O primeiro dos seus filmes que vi foi o Jaurès e aquilo que mais me surpreendeu foi a forma como, por um lado, estávamos a assistir às suas memórias de vida com aquele homem e naquele apartamento, mas, como sabemos, as nossas memórias nem sempre reflectem o que realmente aconteceu. Nesse filme, tudo aquilo que a câmara captou estava infectado por pequenas animações e isso foi muito surpreendente para mim, afinal a câmara também se pode esquecer…
Exactamente as palavras que eu usaria.
A minha pergunta é, pois: no seu cinema filma para lembrar ou filma para esquecer?

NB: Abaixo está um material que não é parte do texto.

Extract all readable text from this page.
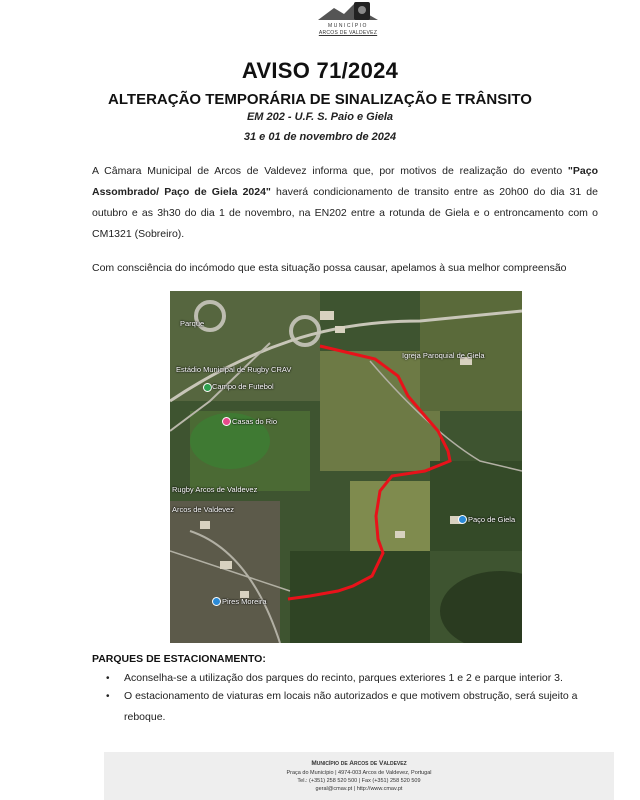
MUNICÍPIO
ARCOS DE VALDEVEZ
AVISO 71/2024
ALTERAÇÃO TEMPORÁRIA DE SINALIZAÇÃO E TRÂNSITO
EM 202 - U.F. S. Paio e Giela
31 e 01 de novembro de 2024
A Câmara Municipal de Arcos de Valdevez informa que, por motivos de realização do evento "Paço Assombrado/ Paço de Giela 2024" haverá condicionamento de transito entre as 20h00 do dia 31 de outubro e as 3h30 do dia 1 de novembro, na EN202 entre a rotunda de Giela e o entroncamento com o CM1321 (Sobreiro).
Com consciência do incómodo que esta situação possa causar, apelamos à sua melhor compreensão
Parque
Estádio Municipal de Rugby CRAV
Campo de Futebol
Casas do Rio
Igreja Paroquial de Giela
Rugby Arcos de Valdevez
Arcos de Valdevez
Paço de Giela
Pires Moreira
PARQUES DE ESTACIONAMENTO:
• Aconselha-se a utilização dos parques do recinto, parques exteriores 1 e 2 e parque interior 3.
• O estacionamento de viaturas em locais não autorizados e que motivem obstrução, será sujeito a reboque.
Município de Arcos de Valdevez
Praça do Município | 4974-003 Arcos de Valdevez, Portugal
Tel.: (+351) 258 520 500 | Fax (+351) 258 520 509
geral@cmav.pt | http://www.cmav.pt
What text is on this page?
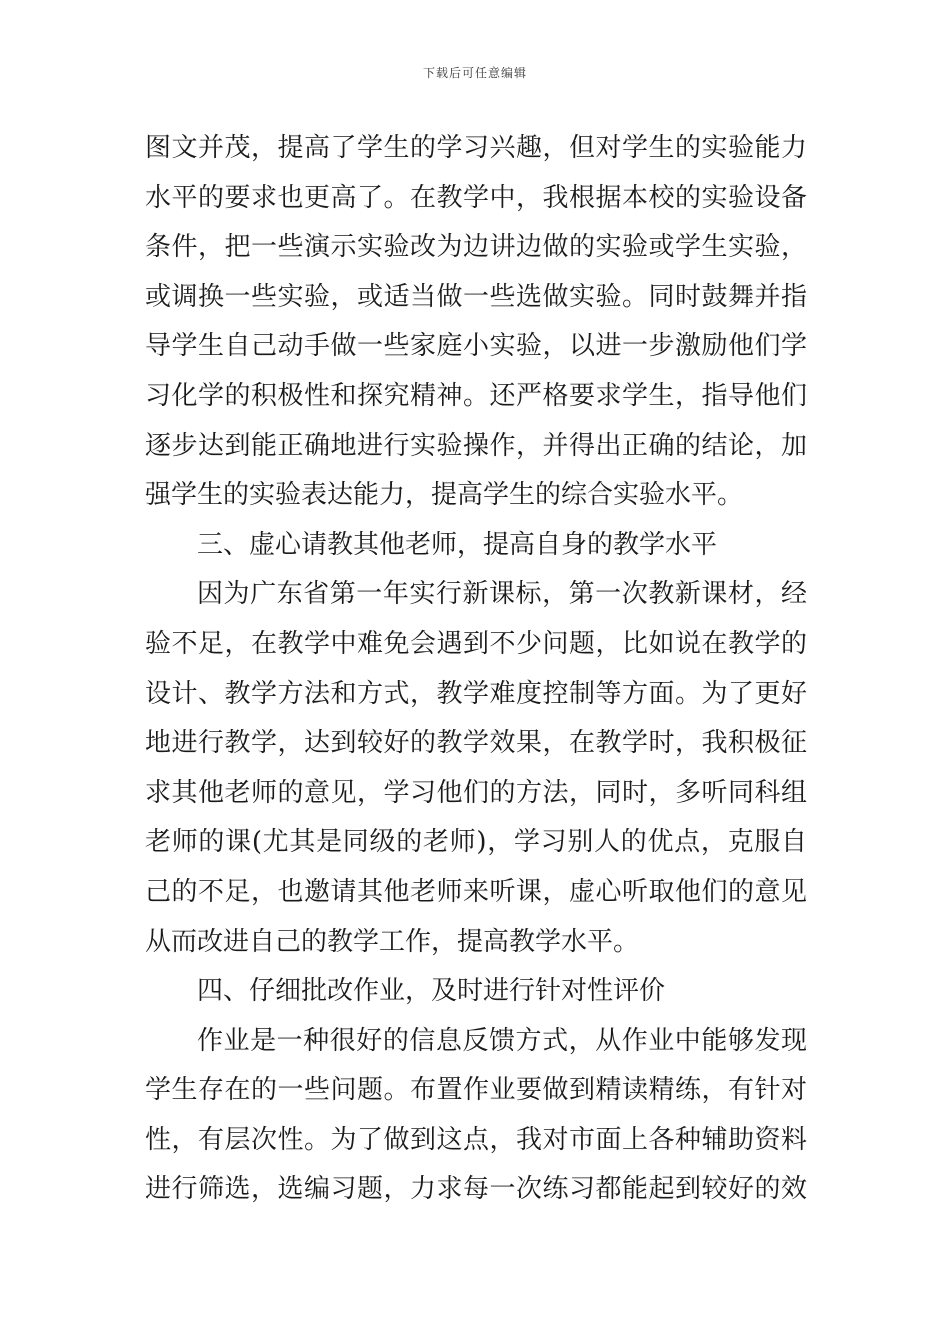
下载后可任意编辑
图文并茂，提高了学生的学习兴趣，但对学生的实验能力
水平的要求也更高了。在教学中，我根据本校的实验设备
条件，把一些演示实验改为边讲边做的实验或学生实验，
或调换一些实验，或适当做一些选做实验。同时鼓舞并指
导学生自己动手做一些家庭小实验，以进一步激励他们学
习化学的积极性和探究精神。还严格要求学生，指导他们
逐步达到能正确地进行实验操作，并得出正确的结论，加
强学生的实验表达能力，提高学生的综合实验水平。
三、虚心请教其他老师，提高自身的教学水平
因为广东省第一年实行新课标，第一次教新课材，经
验不足，在教学中难免会遇到不少问题，比如说在教学的
设计、教学方法和方式，教学难度控制等方面。为了更好
地进行教学，达到较好的教学效果，在教学时，我积极征
求其他老师的意见，学习他们的方法，同时，多听同科组
老师的课(尤其是同级的老师)，学习别人的优点，克服自
己的不足，也邀请其他老师来听课，虚心听取他们的意见
从而改进自己的教学工作，提高教学水平。
四、仔细批改作业，及时进行针对性评价
作业是一种很好的信息反馈方式，从作业中能够发现
学生存在的一些问题。布置作业要做到精读精练，有针对
性，有层次性。为了做到这点，我对市面上各种辅助资料
进行筛选，选编习题，力求每一次练习都能起到较好的效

Não sei se será apenas por uma questão de memória. É mais uma necessidade de dar forma. Por exemplo, no caso do Jaurès não foi um filme que eu tivesse escrito, por cujo financiamento esperei – como é habitual -, foi diferente. Eu estava separado desse homem, e apercebi-me a certa altura de que a única recordação que eu tinha dele eram aquelas filmagens, não tinha fotografias, nem nada. E, se ouvires o som do filme, ouve-lo, era o único registo físico que eu tinha dele, a sua voz, por vezes os seus gestos. Foi muito emotivo para mim ver essas imagens, porque representavam a única ligação que eu ainda tinha com ele. Eu acabei por falar com o meu produtor e ele explicou-me que quando eu lhe falava sobre as imagens ele era capaz de sentir as minhas emoções sobre toda a situação (ele não conhecia a história), por isso desafiou-me a fazer algo com essas imagens que se reportasse a essas emoções mas também à questão dos emigrantes afegãos que estava à altura já resolvida. Acabou por ser um híbrido.
O filme está dividido entre aquilo que se passa do lado de dentro da janela e aquilo que se passa do lado de fora.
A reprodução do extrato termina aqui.